October 5, 2004 ( - A Pennsylvania state court judge is expected to rule Wednesday in a class action lawsuit in which 12,000 City of Philadelphia employees charged that the city mismanaged their pension plan over 11 years.

The employees 1994 suit was tried as a nonjury trial before Common Pleas Court Judge Stephen Levin in July. Levin is scheduled to hear closing arguments in the case Wednesday and rule soon after that, the Philadelphia Inquirer reported. The plaintiffs have asked for a damage award of $11.6 million plus up to $5 million in compensation to the fund.

At issue in the legal fight are two contracts the city awarded to private companies to manage the Philadelphia Employees’ Deferred Compensation Plan during the administrations of former Mayors W. Wilson Goode and Edward Rendell.

Plaintiff lawyer Steven Angstreich has asserted that city was “grossly negligent” in overseeing the management companies that received generous fees from the pension plan while allegedly losing millions of dollars on investments, the Inquirer report said. For the city’s part, chief deputy city solicitor Michael Eichert denies any negligence by the city.

The dispute focuses on a period when the city Finance Department had authority over the pension plan and was responsible for awarding the management contracts. Since 1995, the plan has been under the supervision of the city Board of Pensions.

The two management firms in question, not named as defendants, are Public Employees Benefit Services Corp. (Pebsco), of Columbus, Ohio, chosen by the Goode administration in 1984, and Copeland Associates Inc., of New Brunswick, New Jersey, chosen by the Rendell administration after the first firm’s contract was canceled in 1993.

Angstreich contends that during the Goode administration in the 1980s, Pebsco offered pension plan participants a “completely unsuitable and excessively overpriced” life insurance option through which 5,900 city employees lost $3.7 million, the Inquirer said.

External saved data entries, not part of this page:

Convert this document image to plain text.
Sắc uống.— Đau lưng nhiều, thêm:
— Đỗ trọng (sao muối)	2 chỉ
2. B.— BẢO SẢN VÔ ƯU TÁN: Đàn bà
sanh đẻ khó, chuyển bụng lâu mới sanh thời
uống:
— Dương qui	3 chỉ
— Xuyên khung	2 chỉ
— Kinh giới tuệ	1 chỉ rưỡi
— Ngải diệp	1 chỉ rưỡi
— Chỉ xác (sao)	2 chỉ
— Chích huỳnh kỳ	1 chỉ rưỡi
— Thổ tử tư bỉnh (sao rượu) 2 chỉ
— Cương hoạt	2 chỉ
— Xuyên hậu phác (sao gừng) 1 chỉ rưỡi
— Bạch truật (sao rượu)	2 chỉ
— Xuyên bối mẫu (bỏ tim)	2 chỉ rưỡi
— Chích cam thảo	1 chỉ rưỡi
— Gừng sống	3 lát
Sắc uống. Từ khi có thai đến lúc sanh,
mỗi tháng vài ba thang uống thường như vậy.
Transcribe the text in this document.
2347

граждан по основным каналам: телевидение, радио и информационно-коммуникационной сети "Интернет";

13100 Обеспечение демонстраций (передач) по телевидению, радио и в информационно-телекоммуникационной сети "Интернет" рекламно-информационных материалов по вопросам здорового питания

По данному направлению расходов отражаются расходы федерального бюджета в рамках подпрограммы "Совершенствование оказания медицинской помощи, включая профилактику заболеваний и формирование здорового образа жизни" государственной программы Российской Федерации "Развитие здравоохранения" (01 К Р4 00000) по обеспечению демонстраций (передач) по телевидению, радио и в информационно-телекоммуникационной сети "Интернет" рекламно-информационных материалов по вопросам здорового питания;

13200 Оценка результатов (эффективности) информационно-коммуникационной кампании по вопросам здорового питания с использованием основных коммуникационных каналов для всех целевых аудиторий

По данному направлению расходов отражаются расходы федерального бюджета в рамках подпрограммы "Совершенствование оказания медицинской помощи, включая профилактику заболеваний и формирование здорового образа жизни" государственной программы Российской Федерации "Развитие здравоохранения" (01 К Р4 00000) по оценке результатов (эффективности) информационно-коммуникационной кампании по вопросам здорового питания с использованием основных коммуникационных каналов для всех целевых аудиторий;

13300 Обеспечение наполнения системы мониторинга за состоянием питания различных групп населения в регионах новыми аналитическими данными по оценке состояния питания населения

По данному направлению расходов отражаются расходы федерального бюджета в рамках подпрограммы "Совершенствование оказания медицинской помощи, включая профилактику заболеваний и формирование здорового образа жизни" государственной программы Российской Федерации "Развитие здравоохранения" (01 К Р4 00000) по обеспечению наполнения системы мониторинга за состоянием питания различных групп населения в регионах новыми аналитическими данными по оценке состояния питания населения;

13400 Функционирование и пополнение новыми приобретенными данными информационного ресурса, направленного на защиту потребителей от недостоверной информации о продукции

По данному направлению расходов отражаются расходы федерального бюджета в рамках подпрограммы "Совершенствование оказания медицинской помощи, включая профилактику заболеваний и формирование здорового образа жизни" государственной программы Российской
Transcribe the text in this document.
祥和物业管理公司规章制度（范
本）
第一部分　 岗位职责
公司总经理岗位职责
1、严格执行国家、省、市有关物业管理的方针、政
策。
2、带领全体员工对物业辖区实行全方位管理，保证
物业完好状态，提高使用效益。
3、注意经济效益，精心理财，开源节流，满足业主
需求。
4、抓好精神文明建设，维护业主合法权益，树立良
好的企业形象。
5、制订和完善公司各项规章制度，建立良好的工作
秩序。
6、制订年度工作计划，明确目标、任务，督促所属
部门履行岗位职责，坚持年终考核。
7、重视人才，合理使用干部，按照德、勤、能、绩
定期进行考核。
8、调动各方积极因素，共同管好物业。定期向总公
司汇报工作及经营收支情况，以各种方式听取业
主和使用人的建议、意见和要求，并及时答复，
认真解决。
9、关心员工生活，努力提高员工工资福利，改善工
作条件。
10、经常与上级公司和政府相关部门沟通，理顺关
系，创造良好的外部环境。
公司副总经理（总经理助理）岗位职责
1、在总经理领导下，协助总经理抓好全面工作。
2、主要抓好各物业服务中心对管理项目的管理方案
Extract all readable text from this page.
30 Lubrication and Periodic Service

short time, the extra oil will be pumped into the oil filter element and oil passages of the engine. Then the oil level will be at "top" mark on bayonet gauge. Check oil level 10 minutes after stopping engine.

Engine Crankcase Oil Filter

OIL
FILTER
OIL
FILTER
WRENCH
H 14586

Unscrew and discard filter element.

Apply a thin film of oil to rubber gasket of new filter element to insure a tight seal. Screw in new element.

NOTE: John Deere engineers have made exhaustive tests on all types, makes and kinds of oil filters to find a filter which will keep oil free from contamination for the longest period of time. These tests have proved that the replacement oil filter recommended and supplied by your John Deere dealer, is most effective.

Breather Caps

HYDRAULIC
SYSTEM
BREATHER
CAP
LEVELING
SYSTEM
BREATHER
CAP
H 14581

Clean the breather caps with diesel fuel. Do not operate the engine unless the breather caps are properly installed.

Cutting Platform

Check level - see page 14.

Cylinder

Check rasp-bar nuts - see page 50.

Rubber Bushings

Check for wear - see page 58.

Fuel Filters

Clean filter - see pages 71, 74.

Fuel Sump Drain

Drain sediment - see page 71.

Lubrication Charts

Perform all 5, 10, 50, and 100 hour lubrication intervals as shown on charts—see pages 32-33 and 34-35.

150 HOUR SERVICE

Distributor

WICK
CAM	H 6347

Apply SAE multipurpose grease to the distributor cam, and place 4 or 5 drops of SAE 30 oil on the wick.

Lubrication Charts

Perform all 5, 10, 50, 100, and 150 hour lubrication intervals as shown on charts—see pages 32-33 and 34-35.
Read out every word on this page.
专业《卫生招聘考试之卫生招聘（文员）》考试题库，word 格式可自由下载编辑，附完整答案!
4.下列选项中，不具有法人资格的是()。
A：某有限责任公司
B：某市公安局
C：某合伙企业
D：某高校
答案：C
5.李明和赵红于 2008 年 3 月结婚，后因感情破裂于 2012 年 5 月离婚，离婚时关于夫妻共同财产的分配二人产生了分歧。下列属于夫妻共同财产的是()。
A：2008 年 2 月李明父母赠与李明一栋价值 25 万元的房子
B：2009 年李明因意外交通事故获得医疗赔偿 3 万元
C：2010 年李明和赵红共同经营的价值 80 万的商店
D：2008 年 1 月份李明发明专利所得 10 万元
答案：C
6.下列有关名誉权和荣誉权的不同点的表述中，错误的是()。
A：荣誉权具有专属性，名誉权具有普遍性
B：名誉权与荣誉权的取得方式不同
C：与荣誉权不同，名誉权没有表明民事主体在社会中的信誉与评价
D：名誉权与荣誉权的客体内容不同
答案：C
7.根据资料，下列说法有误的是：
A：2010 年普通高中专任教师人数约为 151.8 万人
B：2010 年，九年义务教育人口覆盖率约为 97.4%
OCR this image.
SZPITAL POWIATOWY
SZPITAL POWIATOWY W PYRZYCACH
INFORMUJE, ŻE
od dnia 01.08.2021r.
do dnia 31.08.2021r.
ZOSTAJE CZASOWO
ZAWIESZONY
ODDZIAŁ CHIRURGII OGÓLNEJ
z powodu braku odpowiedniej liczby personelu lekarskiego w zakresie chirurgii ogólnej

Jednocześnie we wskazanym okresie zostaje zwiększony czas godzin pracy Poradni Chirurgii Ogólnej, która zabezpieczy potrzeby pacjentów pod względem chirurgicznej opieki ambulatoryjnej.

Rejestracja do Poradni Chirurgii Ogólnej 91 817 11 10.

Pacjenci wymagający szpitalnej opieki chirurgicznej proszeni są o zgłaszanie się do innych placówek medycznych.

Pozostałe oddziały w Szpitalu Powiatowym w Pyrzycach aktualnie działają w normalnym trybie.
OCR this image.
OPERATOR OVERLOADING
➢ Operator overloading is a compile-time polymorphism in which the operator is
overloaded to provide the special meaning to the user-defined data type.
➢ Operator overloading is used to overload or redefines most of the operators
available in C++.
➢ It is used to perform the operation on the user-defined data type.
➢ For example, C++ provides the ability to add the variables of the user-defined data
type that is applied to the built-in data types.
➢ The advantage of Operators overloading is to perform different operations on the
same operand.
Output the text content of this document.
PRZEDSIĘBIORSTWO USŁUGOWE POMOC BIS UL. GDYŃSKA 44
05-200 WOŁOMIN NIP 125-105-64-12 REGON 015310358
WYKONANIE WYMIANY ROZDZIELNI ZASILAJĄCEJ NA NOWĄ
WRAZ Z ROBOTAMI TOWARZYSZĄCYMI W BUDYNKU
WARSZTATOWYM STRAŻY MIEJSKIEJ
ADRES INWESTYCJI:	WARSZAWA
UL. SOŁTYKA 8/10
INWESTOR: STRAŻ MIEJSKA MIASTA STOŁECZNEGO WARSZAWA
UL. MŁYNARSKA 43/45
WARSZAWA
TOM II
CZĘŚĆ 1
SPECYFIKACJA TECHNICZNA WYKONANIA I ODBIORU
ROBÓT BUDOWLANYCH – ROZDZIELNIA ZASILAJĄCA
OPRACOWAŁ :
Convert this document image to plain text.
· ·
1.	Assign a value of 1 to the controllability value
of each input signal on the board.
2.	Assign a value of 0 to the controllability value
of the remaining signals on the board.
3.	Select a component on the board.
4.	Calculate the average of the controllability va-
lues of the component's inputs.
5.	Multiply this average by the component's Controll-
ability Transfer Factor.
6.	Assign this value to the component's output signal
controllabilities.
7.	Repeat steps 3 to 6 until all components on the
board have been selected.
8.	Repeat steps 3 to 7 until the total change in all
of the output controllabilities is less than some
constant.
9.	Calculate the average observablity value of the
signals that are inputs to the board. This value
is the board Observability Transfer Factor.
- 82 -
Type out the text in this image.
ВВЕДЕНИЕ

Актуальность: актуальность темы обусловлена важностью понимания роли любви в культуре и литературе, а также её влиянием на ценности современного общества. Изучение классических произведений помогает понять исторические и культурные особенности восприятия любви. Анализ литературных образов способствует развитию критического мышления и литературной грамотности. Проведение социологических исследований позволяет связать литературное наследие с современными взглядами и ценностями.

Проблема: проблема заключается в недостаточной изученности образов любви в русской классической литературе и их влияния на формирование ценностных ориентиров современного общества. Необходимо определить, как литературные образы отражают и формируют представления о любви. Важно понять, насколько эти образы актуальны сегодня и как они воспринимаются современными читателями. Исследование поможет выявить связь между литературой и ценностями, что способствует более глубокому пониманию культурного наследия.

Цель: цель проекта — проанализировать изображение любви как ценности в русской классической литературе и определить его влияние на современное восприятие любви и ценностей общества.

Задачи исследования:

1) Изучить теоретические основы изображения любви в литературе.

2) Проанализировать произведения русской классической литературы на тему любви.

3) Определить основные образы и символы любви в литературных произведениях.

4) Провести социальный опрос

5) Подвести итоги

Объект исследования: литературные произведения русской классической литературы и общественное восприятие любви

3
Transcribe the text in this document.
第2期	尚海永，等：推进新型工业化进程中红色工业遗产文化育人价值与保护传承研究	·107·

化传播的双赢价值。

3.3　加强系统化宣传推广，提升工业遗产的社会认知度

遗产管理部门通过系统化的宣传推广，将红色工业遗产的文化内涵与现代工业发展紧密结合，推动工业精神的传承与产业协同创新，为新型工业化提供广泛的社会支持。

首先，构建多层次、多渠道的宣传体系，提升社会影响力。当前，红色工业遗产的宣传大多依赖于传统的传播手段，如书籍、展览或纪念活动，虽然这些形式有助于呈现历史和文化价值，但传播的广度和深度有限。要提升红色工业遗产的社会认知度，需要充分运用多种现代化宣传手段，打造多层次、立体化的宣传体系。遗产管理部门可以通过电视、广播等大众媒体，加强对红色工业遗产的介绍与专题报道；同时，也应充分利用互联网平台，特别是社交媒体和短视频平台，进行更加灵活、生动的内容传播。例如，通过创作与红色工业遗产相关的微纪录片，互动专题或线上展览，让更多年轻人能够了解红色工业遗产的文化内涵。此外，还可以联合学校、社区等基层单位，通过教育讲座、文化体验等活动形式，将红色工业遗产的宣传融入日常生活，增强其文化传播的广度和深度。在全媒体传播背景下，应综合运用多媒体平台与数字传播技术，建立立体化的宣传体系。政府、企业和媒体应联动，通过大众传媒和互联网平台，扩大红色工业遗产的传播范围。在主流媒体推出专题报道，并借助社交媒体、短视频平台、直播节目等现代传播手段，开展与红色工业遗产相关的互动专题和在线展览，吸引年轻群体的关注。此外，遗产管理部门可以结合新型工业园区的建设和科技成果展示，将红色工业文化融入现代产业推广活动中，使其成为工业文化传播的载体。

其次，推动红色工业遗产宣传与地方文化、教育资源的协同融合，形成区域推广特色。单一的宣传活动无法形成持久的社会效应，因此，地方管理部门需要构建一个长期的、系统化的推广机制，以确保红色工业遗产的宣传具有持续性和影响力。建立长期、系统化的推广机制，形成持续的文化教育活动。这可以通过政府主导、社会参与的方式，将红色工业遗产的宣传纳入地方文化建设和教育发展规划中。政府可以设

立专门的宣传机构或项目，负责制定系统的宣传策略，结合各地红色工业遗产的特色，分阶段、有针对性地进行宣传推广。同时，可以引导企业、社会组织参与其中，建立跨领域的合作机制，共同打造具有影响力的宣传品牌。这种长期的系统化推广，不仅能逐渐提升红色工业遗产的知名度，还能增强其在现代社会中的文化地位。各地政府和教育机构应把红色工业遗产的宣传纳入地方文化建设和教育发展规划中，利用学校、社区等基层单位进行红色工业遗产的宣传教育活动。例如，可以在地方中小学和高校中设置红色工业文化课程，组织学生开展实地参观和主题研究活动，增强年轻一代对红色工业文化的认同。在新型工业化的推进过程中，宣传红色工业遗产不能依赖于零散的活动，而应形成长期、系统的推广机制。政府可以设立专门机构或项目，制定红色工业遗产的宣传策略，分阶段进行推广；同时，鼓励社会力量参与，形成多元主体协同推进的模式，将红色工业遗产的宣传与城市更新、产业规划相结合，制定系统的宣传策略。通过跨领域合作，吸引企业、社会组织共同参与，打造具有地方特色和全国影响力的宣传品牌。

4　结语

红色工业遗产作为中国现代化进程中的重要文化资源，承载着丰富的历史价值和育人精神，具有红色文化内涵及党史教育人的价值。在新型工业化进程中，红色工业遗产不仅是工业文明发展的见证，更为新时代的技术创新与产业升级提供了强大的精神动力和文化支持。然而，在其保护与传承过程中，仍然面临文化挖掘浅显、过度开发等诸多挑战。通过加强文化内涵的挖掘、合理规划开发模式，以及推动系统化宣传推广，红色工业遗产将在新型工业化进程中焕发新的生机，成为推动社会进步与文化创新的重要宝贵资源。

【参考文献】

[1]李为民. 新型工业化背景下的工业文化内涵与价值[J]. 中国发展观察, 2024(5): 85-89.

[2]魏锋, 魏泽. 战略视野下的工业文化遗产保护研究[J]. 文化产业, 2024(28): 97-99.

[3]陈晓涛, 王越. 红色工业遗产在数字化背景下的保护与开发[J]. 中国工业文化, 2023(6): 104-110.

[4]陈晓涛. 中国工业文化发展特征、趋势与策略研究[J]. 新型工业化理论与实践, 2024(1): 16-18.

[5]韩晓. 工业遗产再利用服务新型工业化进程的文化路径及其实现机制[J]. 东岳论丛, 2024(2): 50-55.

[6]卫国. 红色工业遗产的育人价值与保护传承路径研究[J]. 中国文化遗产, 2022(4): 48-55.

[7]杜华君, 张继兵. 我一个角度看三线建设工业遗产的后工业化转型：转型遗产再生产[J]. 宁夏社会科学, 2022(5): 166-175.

In 1992, the Rendell administration canceled Pebsco’s contract and sued the company in US District Court, claiming Pebsco had received $1 million in commissions on the sale of life insurance policies. The firm countersued for the cancellation of its contract. The city settled the case in 1994, paying Pebsco $200,000.

The lawsuit also alleges that the Rendell administration made a bad investment in 1992, transferring $27.4 million from a long-term security that would have paid a fixed rate of 7.3% to shorter-term investments paying lower rates. The lawsuit says the transfer led to a $3.5 million loss – in reduced income – over a two-year period.

The city’s lawyers argue that the transfer was made to diversify investments, trading a high return rate from a single investment to a lower return rate for several investments intended to be safer.

Angstreich also contends the city allowed both Pebsco and Copeland to “gouge the plan with excessive administrative and investment service fees.” The city disputes that, arguing that both contracts were awarded properly to the lowest bidder.

The city Solicitor’s Office sought unsuccessfully to have the case dismissed on grounds that municipal governments were immune from negligence claims. Levin rejected that argument in 2002 and allowed the case to go to trial.